A good question to ask about any statistical model is: how well does it fit the data on which it's modelled? In this case, one logical measure of fit is the accuracy with which it "predicts" game results. The model I've constructed on the 2006 to 2009 seasons predicts 67.4% of all games correctly.
An even better question to ask of a model is how well it predicts the outcomes of games that were not used in its construction. To answer this I've used the model to retrospectively predict the outcomes of all 185 games in the 2005 season using information about each team's MARS rating at the time the game was played and information about the venue type. The model correctly predicts 64.1% of games, which is a slightly poorer performance than the model recorded for the games on which it was constructed, but which is still very acceptable. It's typical that, much like a fortune-teller, a model will perform less well prognosticating about things it doesn't already know than about things it does, but the key issue is how much worse it does and is that "worse" still any good. Predicting around 64% of matches is my kind of worse.
So, the model seems to do a reasonable job at predicting outcomes.
Knowing that we can turn our attention to the upcoming season and answer two far more interesting questions:
1. How many games do we expect each team to win in season 2010 given the actual 2010 draw?

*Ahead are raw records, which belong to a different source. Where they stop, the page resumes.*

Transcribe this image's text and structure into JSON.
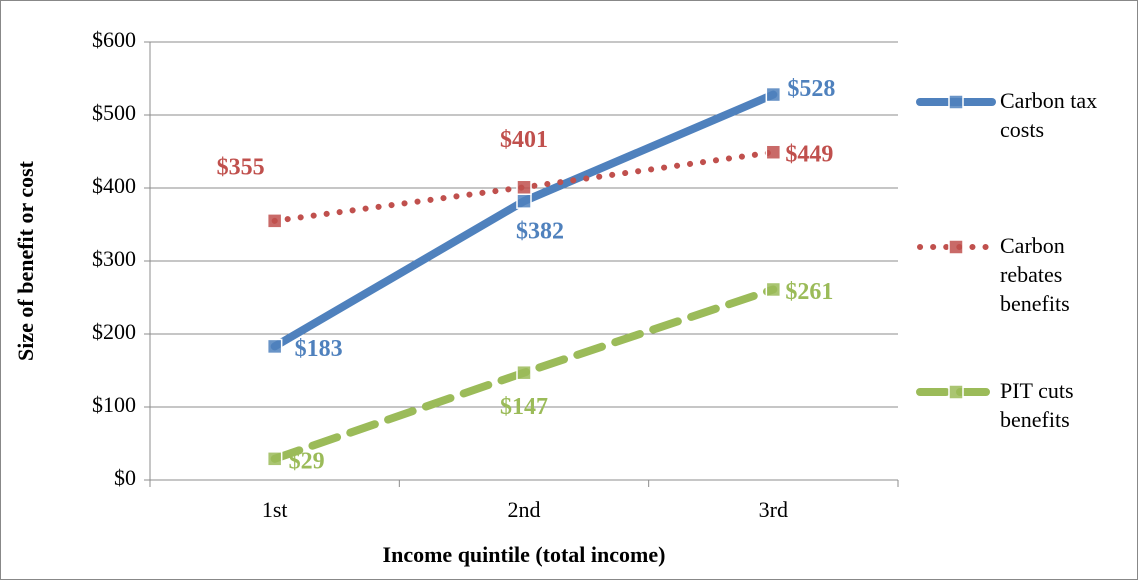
{
  "chart_data": {
    "type": "line",
    "x_label": "Income quintile (total income)",
    "y_label": "Size of benefit or cost",
    "categories": [
      "1st",
      "2nd",
      "3rd"
    ],
    "series": [
      {
        "name": "Carbon tax costs",
        "color": "#4f81bd",
        "style": "solid",
        "values": [
          183,
          382,
          528
        ],
        "value_labels": [
          "$183",
          "$382",
          "$528"
        ]
      },
      {
        "name": "Carbon rebates benefits",
        "color": "#c0504d",
        "style": "dot",
        "values": [
          355,
          401,
          449
        ],
        "value_labels": [
          "$355",
          "$401",
          "$449"
        ]
      },
      {
        "name": "PIT cuts benefits",
        "color": "#9bbb59",
        "style": "dash",
        "values": [
          29,
          147,
          261
        ],
        "value_labels": [
          "$29",
          "$147",
          "$261"
        ]
      }
    ],
    "ylim": [
      0,
      600
    ],
    "yticks": [
      {
        "value": 0,
        "label": "$0"
      },
      {
        "value": 100,
        "label": "$100"
      },
      {
        "value": 200,
        "label": "$200"
      },
      {
        "value": 300,
        "label": "$300"
      },
      {
        "value": 400,
        "label": "$400"
      },
      {
        "value": 500,
        "label": "$500"
      },
      {
        "value": 600,
        "label": "$600"
      }
    ],
    "grid": true,
    "legend": "right"
  }
}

2. How would this differ if each team had a fully balanced (ie all-play-all home and away) draw?
The answers to both questions are in this table:
From it we can find out that the Roos are expected to win 8.40 games this year and that this is 0.37 wins more than they could expect if the draw was perfectly balanced, making them the team most-favoured by the draw in 2010. This is despite the fact that, based purely on the (weighted) average MARS Ratings of its opponents, it only has the 8th easiest draw. As I alluded to earlier, what really matters is not the average strength of the teams that you meet, it's how you can expect to convert differences in strength into competition points.

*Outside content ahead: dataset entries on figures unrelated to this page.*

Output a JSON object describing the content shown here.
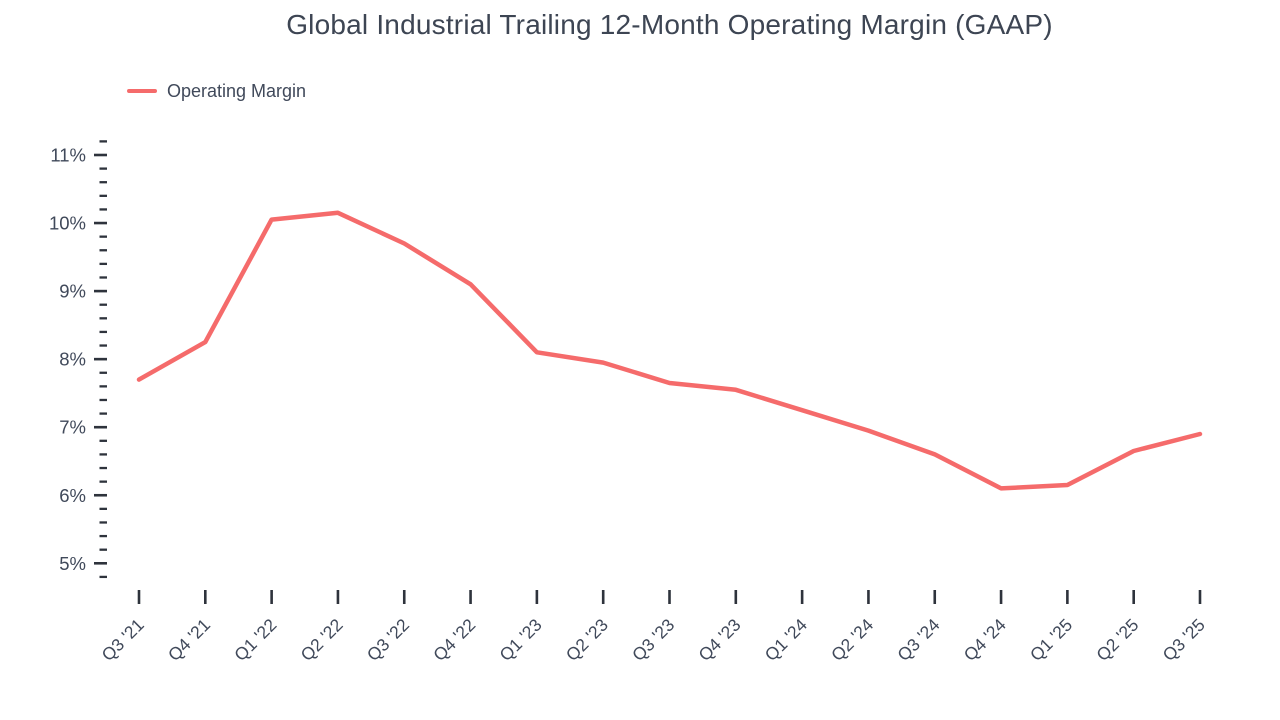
{
  "page": {
    "background": "#ffffff"
  },
  "style": {
    "title_color": "#3d4553",
    "text_color": "#40495a",
    "tick_color": "#2e333c",
    "line_color": "#f56b6b"
  },
  "chart_data": {
    "type": "line",
    "title": "Global Industrial Trailing 12-Month Operating Margin (GAAP)",
    "grid": false,
    "legend": {
      "position": "top-left",
      "entries": [
        {
          "label": "Operating Margin",
          "color": "#f56b6b"
        }
      ]
    },
    "categories": [
      "Q3 '21",
      "Q4 '21",
      "Q1 '22",
      "Q2 '22",
      "Q3 '22",
      "Q4 '22",
      "Q1 '23",
      "Q2 '23",
      "Q3 '23",
      "Q4 '23",
      "Q1 '24",
      "Q2 '24",
      "Q3 '24",
      "Q4 '24",
      "Q1 '25",
      "Q2 '25",
      "Q3 '25"
    ],
    "series": [
      {
        "name": "Operating Margin",
        "color": "#f56b6b",
        "unit": "%",
        "values": [
          7.7,
          8.25,
          10.05,
          10.15,
          9.7,
          9.1,
          8.1,
          7.95,
          7.65,
          7.55,
          7.25,
          6.95,
          6.6,
          6.1,
          6.15,
          6.65,
          6.9
        ]
      }
    ],
    "yaxis": {
      "unit": "%",
      "major_ticks": [
        {
          "value": 5,
          "label": "5%"
        },
        {
          "value": 6,
          "label": "6%"
        },
        {
          "value": 7,
          "label": "7%"
        },
        {
          "value": 8,
          "label": "8%"
        },
        {
          "value": 9,
          "label": "9%"
        },
        {
          "value": 10,
          "label": "10%"
        },
        {
          "value": 11,
          "label": "11%"
        }
      ],
      "minor_step": 0.2,
      "axis_min": 4.8,
      "axis_max": 11.2
    },
    "xaxis": {
      "tick_rotation_deg": -45
    }
  }
}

Based on MARS' projections using the actual draw, the Roos are predicted to finish 11th. If, instead, a balanced draw was employed, they'd be expected to finish 12th.
What's surprising to me about this table is how few teams are significantly affected by the imbalance in the draw in terms of ladder positions. The Roos are gifted one spot as are Port Adelaide and West Coast, and the only team to drop position is Essendon, who drop 3 spots. The final eight is unaffected both in make-up and in ordering.
This is because, it seems, the abilities of the teams are so evenly spread that the random imposition of a half-game penalty or the windfall of a half-game bonus here-and-there courtesy of the draw is insufficient to upset the underlying order. Indeed, if you look at the teams' MARS Ratings, the smallest gap is about one-half a ratings point and it's between Port Adelaide and the Roos, both of which teams are advantaged by the draw to the tune of about 0.37 games. As such, the underlying team ratings prevail and the higher-MARS-ranked Roos are projected to finish above Port Adelaide even without a balanced draw.
Essendon's draw is so bad and the Roos' is so good that, combined they swamp the 5-point MARS Rating difference between the two teams, dropping Essendon's projected ladder finish below the Roos'.
I still don't like the imbalanced draw but I have to admit that, for this season at least, it doesn't appear that the draw will have a significant effect on who plays in September.